Question

Part A

Compute the energy separation between the ground and second excited states for an electron in a one-dimensional box that is 7.70 angstroms in length. Express the energy difference in kJ⋅mol−1.

Express your answer to three significant figures and include the appropriate units.

Part B

Compute the wavelength of light (in nm) corresponding to this energy.

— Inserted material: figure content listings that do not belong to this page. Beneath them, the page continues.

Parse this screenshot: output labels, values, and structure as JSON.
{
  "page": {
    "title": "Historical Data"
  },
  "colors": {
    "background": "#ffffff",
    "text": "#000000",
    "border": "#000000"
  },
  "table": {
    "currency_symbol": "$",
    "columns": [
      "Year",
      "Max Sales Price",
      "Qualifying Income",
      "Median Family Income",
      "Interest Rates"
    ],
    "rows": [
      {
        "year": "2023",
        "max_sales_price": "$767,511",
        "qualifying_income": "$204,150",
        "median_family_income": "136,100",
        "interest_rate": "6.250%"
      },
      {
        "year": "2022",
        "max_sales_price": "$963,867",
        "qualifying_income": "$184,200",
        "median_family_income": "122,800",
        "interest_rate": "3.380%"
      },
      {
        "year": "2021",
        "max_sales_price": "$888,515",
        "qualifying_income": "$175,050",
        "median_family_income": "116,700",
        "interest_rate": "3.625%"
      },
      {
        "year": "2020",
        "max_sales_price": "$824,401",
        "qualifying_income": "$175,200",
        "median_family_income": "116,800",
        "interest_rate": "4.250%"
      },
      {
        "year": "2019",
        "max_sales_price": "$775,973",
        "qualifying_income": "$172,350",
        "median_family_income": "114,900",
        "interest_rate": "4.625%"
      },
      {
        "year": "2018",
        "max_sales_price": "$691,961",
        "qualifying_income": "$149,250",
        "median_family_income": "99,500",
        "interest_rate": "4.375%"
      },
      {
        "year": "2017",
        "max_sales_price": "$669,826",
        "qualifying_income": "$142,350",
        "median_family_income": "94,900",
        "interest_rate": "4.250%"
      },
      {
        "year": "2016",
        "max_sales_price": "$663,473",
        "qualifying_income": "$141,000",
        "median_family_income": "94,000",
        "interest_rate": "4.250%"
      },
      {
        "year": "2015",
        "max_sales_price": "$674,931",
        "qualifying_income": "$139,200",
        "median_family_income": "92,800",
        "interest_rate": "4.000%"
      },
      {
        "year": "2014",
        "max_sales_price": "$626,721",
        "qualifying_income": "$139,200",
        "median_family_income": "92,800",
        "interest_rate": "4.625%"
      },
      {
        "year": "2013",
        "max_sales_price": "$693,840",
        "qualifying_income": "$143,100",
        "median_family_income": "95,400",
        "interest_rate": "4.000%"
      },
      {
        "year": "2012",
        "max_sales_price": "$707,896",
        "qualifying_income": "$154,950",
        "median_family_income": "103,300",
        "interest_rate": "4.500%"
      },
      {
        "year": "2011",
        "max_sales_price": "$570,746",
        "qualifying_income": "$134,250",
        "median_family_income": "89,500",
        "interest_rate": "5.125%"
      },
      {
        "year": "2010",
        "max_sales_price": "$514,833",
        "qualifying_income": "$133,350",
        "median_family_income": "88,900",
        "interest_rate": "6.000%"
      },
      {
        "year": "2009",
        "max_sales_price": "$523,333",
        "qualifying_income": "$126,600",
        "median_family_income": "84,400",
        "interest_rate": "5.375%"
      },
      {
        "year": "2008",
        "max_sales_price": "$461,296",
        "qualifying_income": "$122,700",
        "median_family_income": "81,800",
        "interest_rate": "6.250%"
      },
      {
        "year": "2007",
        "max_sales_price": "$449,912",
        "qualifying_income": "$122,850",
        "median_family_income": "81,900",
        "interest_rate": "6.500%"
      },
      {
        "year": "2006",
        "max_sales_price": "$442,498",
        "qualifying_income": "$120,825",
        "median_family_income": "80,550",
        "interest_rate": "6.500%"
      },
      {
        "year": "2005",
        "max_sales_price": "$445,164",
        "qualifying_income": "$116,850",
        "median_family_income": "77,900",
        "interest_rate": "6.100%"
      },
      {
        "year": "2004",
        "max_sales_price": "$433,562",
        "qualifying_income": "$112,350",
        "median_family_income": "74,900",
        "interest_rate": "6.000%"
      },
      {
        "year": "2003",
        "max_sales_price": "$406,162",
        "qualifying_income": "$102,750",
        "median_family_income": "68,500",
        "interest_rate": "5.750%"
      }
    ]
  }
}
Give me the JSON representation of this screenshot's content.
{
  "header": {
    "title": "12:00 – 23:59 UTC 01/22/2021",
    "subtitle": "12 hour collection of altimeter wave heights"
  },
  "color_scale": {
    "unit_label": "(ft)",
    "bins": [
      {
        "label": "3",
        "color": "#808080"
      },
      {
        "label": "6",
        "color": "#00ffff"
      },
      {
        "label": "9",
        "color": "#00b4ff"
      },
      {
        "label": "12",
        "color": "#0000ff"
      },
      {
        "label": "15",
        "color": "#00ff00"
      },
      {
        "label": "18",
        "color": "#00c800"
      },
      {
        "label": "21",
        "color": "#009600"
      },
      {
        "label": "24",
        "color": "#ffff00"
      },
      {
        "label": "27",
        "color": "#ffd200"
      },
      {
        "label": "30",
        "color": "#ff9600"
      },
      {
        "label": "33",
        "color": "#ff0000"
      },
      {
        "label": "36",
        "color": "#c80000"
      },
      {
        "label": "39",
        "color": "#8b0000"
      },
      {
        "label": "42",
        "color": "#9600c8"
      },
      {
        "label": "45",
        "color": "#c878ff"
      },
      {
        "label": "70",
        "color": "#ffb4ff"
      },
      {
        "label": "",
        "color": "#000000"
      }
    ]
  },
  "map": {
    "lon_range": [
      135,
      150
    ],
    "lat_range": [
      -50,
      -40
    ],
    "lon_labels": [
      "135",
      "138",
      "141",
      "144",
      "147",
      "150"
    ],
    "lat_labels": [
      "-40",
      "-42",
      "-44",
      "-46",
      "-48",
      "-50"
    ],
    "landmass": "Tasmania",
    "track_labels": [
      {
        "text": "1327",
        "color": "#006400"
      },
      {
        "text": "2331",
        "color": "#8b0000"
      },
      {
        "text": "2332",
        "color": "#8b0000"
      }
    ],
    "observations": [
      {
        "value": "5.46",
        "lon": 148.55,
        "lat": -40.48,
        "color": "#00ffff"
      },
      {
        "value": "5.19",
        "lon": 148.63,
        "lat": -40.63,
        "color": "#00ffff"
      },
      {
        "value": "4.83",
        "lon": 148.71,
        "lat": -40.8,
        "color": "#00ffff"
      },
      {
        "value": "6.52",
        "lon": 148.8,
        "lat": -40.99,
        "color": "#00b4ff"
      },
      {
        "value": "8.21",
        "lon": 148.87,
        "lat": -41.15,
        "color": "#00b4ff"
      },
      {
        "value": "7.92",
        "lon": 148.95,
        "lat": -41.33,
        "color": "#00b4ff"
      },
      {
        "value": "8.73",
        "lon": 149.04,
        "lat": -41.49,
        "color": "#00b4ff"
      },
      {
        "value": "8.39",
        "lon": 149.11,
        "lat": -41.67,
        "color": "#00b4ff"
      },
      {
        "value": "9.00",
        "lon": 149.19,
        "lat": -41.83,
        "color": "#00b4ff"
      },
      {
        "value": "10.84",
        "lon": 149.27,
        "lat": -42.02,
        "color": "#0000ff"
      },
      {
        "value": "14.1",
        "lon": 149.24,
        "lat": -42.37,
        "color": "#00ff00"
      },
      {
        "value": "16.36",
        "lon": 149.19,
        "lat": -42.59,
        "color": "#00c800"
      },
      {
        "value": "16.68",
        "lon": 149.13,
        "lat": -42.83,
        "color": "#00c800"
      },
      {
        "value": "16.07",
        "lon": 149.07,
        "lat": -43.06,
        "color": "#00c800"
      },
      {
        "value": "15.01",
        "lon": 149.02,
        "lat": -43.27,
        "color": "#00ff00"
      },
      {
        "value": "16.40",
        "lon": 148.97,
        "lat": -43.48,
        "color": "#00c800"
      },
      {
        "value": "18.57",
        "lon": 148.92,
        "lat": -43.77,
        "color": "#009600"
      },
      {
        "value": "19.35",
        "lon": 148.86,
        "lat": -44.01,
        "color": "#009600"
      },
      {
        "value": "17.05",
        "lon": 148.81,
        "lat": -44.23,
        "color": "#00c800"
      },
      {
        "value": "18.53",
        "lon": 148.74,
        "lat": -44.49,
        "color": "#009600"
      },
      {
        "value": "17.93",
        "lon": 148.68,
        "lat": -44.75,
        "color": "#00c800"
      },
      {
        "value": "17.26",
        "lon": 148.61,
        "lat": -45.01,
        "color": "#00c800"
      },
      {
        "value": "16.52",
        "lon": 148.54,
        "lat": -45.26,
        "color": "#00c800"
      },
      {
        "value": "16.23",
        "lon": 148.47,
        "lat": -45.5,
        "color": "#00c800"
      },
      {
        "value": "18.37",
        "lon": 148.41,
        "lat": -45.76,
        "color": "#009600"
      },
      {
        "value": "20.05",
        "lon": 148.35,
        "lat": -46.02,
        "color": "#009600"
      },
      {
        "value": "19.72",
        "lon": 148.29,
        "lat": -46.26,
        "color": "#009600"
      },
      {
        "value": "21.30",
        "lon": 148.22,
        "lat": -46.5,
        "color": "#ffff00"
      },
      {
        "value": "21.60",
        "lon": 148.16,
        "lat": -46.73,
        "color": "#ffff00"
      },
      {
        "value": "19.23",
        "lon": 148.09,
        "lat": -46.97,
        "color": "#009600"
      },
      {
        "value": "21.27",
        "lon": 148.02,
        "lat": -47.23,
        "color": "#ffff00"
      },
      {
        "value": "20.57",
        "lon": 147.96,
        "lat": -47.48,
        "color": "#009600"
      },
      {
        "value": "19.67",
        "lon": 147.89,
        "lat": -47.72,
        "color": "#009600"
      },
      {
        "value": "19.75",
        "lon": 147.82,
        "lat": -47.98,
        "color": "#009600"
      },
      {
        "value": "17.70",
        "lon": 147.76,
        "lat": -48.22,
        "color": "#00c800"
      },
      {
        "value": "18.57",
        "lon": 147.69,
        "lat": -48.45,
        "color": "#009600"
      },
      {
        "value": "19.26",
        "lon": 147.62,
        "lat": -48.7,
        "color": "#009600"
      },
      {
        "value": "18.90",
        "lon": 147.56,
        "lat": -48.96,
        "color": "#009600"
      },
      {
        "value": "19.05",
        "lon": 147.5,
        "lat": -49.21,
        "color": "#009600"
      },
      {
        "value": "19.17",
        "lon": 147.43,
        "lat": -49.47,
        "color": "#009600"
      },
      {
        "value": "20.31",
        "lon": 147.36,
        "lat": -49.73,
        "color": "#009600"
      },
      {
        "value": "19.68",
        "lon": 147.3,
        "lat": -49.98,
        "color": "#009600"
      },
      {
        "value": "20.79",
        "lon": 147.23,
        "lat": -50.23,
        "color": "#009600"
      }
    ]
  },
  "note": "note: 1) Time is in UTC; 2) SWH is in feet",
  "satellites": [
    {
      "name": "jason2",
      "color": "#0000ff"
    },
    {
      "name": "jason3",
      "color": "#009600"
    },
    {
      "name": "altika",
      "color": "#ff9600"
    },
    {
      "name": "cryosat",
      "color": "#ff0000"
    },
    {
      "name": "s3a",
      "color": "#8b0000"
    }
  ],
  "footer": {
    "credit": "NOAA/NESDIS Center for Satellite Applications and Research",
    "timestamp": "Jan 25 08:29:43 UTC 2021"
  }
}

Express your answer to three significant figures and include the appropriate units.

Answer 1

The energy of a particle in the n^th level, according to the particle in a box model is given by:

$E_{n}=\frac{n^{2}\cdot h^{2}}{8\cdot m\cdot L^{2}}$

Where n is the level number, h is Planck's constant, m is the mass of the electron and L is the length of the box. The energy difference we are looking for is:

$\Delta E=E_{3}-E_{1}=(9-1)\cdot \frac{h^{2}}{8\cdot m\cdot L^{2}}=\frac{h^{2}}{m\cdot L^{2}}=\frac{(6.63x10^{-34}J\cdot s)^{2}}{9.11x10^{-31}kg\cdot (7.70x10^{-10}m)^{2}}=8.14x10^{-19}J$

In order to convert this to a wavelength, we need to use the relation:

$E=\frac{h\cdot c}{\lambda }$

Where c is the speed of light and lambda is the wavelength. We rearrange and solve:

$\lambda =\frac{h\cdot c}{E}=\frac{6.63x10^{-34}J\cdot s\cdot 3x10^{8}m/s}{8.14x10^{-19}J}=2.44x10^{-7}M=244nm$